Les départements de l’est sont restés fidèles à la cause qu’ils ont embrassée avec énergie ; cependant il faut en excepter Besançon où il existe un parti qui veut livrer cette ville à l’ennemi. Des cris de Vive le Roi s’y sont fait entendre. Les Bourbons ont conservé de nombreux partisans dans cette ville qui ne doit sa tranquillité qu’à la fermeté de ses administrateurs.
Les habitants du Rhin, du Doubs, du Jura, de Saône-et-Loire continuent à se prononcer pour l’indépendance nationale ; mais le développement des forces ennemies les consternent. Ils ne s’abusent pas sur nos moyens de résistance et ils ne peuvent se défendre d’un profond désespoir.
La tranquillité a été momentanément troublée dans la Côte d’Or ; mais ce sont les royalistes que l’autorité a dû protéger contre les excès des fédérés.
Lyon est tranquille. Cependant les royalistes font éclater leur joie ; Les gardes nationales désertent et les vrais Français sont consternés.
Les départements de la Lozère, de l’Allier, de la Haute-Loire sont en proie aux mêmes agitations, tout y prend un caractère alarmant.
Marseille et les pays au-delà de la Durance ont arboré les couleurs royales. Des troubles sérieux ont eu lieu dans cette ville ; des habitants, des militaires ont été tués. Le général Verdier a fait sa retraite sur Toulon. Louis XVIII a été proclamé ; un comité royal provisoire de la Provence a été formé ; on ne croit pas que les massacres aient cessé.
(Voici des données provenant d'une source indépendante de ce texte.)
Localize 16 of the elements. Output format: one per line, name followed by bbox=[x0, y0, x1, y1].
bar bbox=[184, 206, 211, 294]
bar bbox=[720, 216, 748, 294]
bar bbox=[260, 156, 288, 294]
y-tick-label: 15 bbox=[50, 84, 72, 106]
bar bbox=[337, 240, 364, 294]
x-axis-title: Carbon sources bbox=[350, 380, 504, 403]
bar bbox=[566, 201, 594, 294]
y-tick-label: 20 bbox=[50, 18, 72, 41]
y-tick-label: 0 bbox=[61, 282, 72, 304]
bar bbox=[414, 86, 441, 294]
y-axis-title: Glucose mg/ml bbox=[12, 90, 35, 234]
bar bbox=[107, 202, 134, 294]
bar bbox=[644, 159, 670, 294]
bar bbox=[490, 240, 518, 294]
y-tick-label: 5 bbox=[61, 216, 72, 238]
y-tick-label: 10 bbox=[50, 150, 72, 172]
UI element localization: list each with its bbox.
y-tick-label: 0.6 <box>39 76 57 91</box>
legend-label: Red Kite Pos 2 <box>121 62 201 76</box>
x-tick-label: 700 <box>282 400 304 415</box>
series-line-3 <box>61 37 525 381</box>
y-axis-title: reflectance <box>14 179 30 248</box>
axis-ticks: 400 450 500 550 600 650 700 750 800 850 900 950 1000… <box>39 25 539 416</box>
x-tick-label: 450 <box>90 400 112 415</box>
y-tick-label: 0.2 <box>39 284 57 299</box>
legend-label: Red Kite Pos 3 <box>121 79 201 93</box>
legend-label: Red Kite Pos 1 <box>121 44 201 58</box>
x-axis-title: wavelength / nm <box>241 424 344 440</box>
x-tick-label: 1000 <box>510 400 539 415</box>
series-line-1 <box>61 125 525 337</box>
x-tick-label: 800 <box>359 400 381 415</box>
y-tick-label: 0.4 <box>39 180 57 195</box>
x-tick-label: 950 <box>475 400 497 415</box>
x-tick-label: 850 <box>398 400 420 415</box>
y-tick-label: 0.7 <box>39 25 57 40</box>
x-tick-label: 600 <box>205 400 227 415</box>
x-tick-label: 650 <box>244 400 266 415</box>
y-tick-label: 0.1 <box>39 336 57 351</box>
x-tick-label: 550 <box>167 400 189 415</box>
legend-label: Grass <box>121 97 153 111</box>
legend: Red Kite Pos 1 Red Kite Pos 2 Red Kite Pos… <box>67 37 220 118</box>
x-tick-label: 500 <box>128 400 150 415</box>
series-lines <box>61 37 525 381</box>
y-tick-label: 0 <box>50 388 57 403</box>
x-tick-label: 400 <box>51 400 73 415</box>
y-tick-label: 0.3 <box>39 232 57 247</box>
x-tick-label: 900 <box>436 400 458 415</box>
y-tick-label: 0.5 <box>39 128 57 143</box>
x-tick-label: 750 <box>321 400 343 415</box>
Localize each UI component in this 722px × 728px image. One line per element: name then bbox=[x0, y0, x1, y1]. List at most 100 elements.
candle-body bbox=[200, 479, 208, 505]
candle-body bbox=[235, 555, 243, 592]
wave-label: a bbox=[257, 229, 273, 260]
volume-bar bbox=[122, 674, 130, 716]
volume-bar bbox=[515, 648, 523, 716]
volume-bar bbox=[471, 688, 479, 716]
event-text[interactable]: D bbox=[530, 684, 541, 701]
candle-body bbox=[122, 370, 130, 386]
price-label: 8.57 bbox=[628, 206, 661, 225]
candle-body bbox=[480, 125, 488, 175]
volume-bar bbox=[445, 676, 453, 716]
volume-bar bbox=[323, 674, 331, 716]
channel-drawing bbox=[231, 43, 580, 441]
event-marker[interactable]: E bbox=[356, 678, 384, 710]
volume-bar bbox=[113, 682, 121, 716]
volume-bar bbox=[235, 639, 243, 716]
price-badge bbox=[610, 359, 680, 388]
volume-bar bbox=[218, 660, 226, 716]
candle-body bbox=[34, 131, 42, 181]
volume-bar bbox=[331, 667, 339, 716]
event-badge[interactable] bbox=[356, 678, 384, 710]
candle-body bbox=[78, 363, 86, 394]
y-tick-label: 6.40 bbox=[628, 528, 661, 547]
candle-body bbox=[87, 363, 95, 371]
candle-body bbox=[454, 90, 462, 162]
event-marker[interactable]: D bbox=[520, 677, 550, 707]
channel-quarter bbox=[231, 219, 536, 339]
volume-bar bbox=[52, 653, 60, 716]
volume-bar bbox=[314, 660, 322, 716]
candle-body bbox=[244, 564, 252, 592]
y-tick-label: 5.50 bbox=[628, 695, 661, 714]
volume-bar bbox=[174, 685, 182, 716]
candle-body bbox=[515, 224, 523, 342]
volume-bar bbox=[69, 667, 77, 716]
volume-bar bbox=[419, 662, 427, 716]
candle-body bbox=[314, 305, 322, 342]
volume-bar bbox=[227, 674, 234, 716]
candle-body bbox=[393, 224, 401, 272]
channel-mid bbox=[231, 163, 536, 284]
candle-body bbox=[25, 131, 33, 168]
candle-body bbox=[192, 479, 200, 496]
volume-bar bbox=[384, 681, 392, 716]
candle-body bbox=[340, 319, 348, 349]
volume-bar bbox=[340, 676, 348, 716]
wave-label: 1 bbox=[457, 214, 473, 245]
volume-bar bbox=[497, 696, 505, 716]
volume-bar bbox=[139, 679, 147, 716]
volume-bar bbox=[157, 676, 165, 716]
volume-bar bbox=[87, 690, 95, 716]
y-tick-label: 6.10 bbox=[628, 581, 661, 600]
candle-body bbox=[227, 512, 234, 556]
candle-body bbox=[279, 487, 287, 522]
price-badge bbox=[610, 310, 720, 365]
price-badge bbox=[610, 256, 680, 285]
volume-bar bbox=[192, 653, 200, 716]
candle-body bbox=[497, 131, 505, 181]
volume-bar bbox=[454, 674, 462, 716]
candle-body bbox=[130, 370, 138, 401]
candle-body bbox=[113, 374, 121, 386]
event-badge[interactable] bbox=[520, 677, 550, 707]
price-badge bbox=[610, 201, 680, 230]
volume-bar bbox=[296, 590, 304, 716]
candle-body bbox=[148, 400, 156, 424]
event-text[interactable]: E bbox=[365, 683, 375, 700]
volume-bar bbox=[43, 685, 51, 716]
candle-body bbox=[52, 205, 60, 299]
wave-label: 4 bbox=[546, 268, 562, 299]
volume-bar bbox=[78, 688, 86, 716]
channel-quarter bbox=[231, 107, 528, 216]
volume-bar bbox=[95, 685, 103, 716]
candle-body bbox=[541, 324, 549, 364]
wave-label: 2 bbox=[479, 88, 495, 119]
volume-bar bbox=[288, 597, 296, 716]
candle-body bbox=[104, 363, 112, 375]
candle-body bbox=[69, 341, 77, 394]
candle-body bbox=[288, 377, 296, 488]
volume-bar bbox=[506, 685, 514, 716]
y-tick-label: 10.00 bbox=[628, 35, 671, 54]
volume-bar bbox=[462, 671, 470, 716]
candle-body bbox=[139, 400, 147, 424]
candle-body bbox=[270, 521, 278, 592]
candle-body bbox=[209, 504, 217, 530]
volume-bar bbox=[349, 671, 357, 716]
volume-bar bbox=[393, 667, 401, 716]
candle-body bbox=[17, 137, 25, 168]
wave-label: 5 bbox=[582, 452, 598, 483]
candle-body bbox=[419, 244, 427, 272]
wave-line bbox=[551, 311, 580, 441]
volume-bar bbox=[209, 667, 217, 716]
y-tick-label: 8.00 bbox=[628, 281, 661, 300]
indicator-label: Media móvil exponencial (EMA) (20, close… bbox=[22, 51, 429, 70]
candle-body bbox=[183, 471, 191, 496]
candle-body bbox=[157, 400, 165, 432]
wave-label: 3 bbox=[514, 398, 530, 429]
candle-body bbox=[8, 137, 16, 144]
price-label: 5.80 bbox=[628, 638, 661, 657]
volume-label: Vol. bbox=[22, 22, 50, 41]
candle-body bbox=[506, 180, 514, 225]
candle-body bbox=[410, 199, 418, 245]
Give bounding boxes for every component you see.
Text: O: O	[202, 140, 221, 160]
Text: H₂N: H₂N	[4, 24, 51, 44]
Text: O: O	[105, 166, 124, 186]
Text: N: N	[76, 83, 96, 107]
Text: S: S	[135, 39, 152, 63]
La ville de Carpentras a pris un moment les couleurs royales. Le département du Vaucluse est encore fidèle ; mais le voisinage de Marseille donne de vives inquiétudes au préfet de ce département ainsi qu’à celui des Basses-Alpes[^2] agité par les intrigues du général Loverdo[^3].
La ville de Montpellier ne pouvait rester étrangère à ces mouvements. Dans la journée du 27 juin, le peuple a occupé la préfecture et le drapeau blanc a remplacé un moment les couleurs nationales.
Des troubles sérieux ont éclaté le 26 juin à Toulouse ; un habitant sur lequel on a trouvé un poignard a été tué ; trente-deux insurgés ont été arrêtés.
Rien n’a encore troublé la tranquillité de Bordeaux, mais il est difficile de s’abuser sur l’esprit qui règne sur cette ville.
On est étonné, en terminant ce tableau, par la situation des départements de l’ouest, d’y voir régner une aussi grande tranquillité. Les royalistes y sont pleins de confiance dans le succès de l’invasion des alliés ; mais ils sont décidés à attendre le résultat sans courir de nouveaux dangers.
Dans les départements d’Ille-et-Vilaine et des Côtes-du-Nord, les royalistes sont loin d’être redoutables. Ils ont tout à craindre des fédérés et des amis de l’indépendance ; et ils seraient dans un péril imminent si leur cause venait à triompher.
Ils ont tenté vainement de susciter des troubles à Nantes et à La Rochelle. De légers mouvements ont eu lieu à Brest, et rien n’annonce que de nouvelles insurrections se soient manifestées dans les pays pacifiés par le général Lamarque.
Un armistice vient d’être conclu avec les insurgés de la Sarthe ; on leur a abandonné une partie du canton de Brûlon ; cette mesure garantit la tranquillité du département.[^4]
[^1]: Mollien.
[^2]: Charles Achilles de Vansay (Vaucluse) et Emmenuel Ferdinand de Villeneuve-Bargemnon (Besses-Alpes).
[^3]: Nicolas Loverdo (1773-1837) commande le département des Basses-Alpes sous la Restauration et sert sous le duc d'Angoulême aux Cents-jours. Napoleon le destitue (avril 1815), le duc d'Angoulème le nomme lietuenant général provisoir (4 juillet) puis commandant des Bouche du Rhône (août 1815).